# Venom Blade vs. Agoniser



## DrinCalhar (Jul 10, 2010)

I have been noticing a lot of things through out the forums. I am seeing a lot of people telling people to replace there Agonisers with Venom Blades. I understand the point difference. Overall, I would say the Venom Blades work better in many more situations than Agonisers. I am wondering two things. Do you agree with this assessment or is it more about which units you are using?


----------



## KingOfCheese (Jan 4, 2010)

DrinCalhar said:


> I have been noticing a lot of things through out the forums. I am seeing a lot of people telling people to replace there Agonisers with Venom Blades. I understand the point difference. Overall, I would say the Venom Blades work better in many more situations than Agonisers. I am wondering two things. Do you agree with this assessment or is it more about which units you are using?


Depends what it is on.

On something like a Archon, i would rather spend the points on an Agonizer.
On something like a Hekatrix, i think i would rather go with a Venom Blade.
Sure, it doesn't ignore armour saves, but your getting almost double the number of wounds, plus its only 1/4 of the price.


----------



## Stella Cadente (Dec 25, 2006)

unit leaders, venom blade, its so cheap its hard to pass up, agonisers I'd only use on characters, since the higher number of attacks and no armour save makes up for the weakened poison effect.


----------



## Sethis (Jun 4, 2009)

Number of wounds on the assault, against Guard, Orks, Marines and Terminators respectively:

*Sybarite:*

1.72 - 1.11 - 0.55 - 0.27 - Venom Blade
1.33 - 1.00 - 1.00 - 0.66 - Agoniser

*Archon:*

2.59 - 2.77 - 1.11 - 0.55 - Venom Blade
2.00 - 2.00 - 2.00 - 1.33 - Agoniser

In an all comers list, I'll take the weapon that is *more* effective against two of the common army types while being a quarter of the price. It is also slightly better than half as good against MEQs, so point for point, the Venom Blade is twice as good as its cost should indicate.

Basically, unless I *know* that the character is going to be fighting Terminators, I'll use a Venom Blade and spend the 15 points I saved elsewhere.


----------



## DrinCalhar (Jul 10, 2010)

As always Sethis you produce the numbers and prove your point.


----------



## clever handle (Dec 14, 2009)

Further to Sethis' points above on the difference between the Agonizer & the venom blade assuming an Archon hitting on 3's with (6) attacks on the charge

Against anything with an armor save value of 5+ 6+ or no save at all, the venom blade outperforms the agonizer (93.8% / 97.6% / 99.2% to inflict 1+ wounds respectively against 91.2% with the agonizer)

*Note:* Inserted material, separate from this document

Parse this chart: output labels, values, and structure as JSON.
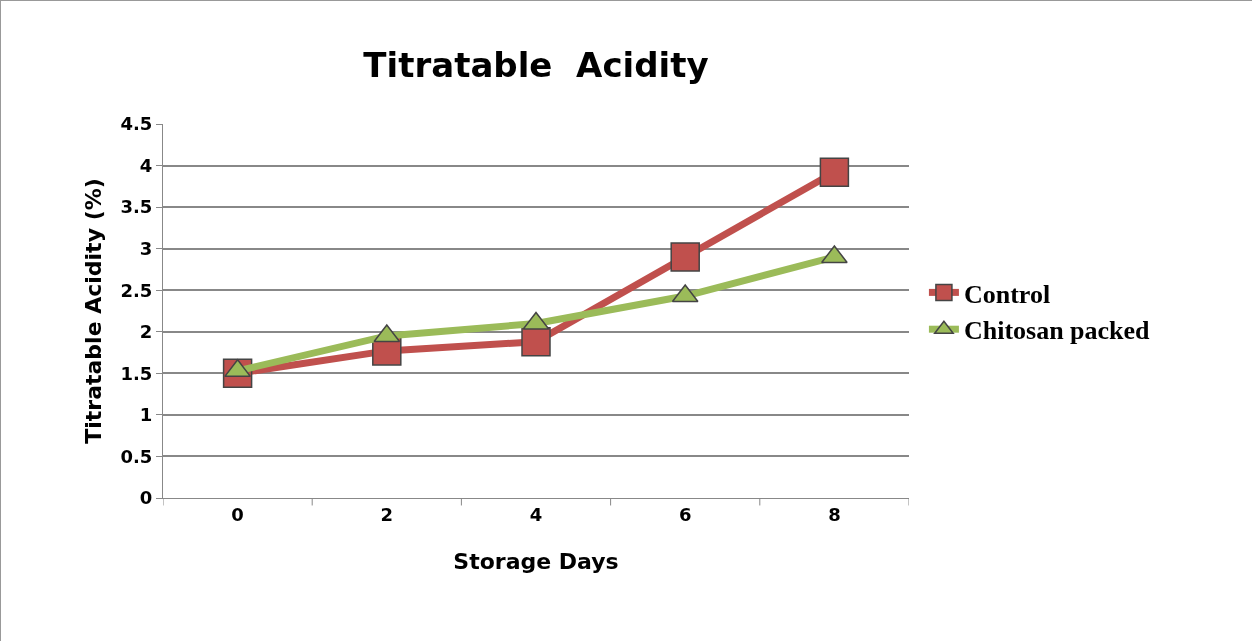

An interesting note is that the venom blade actually outperforms against power armor with a 3+ or 4+ invulnerable save (chaplains, captains & veterans).


----------



## Sethis (Jun 4, 2009)

clever handle said:


> An interesting note is that the venom blade actually outperforms against power armor with a 3+ or 4+ invulnerable save (chaplains, captains & veterans).


Good point that I missed in my tactica, thanks!


----------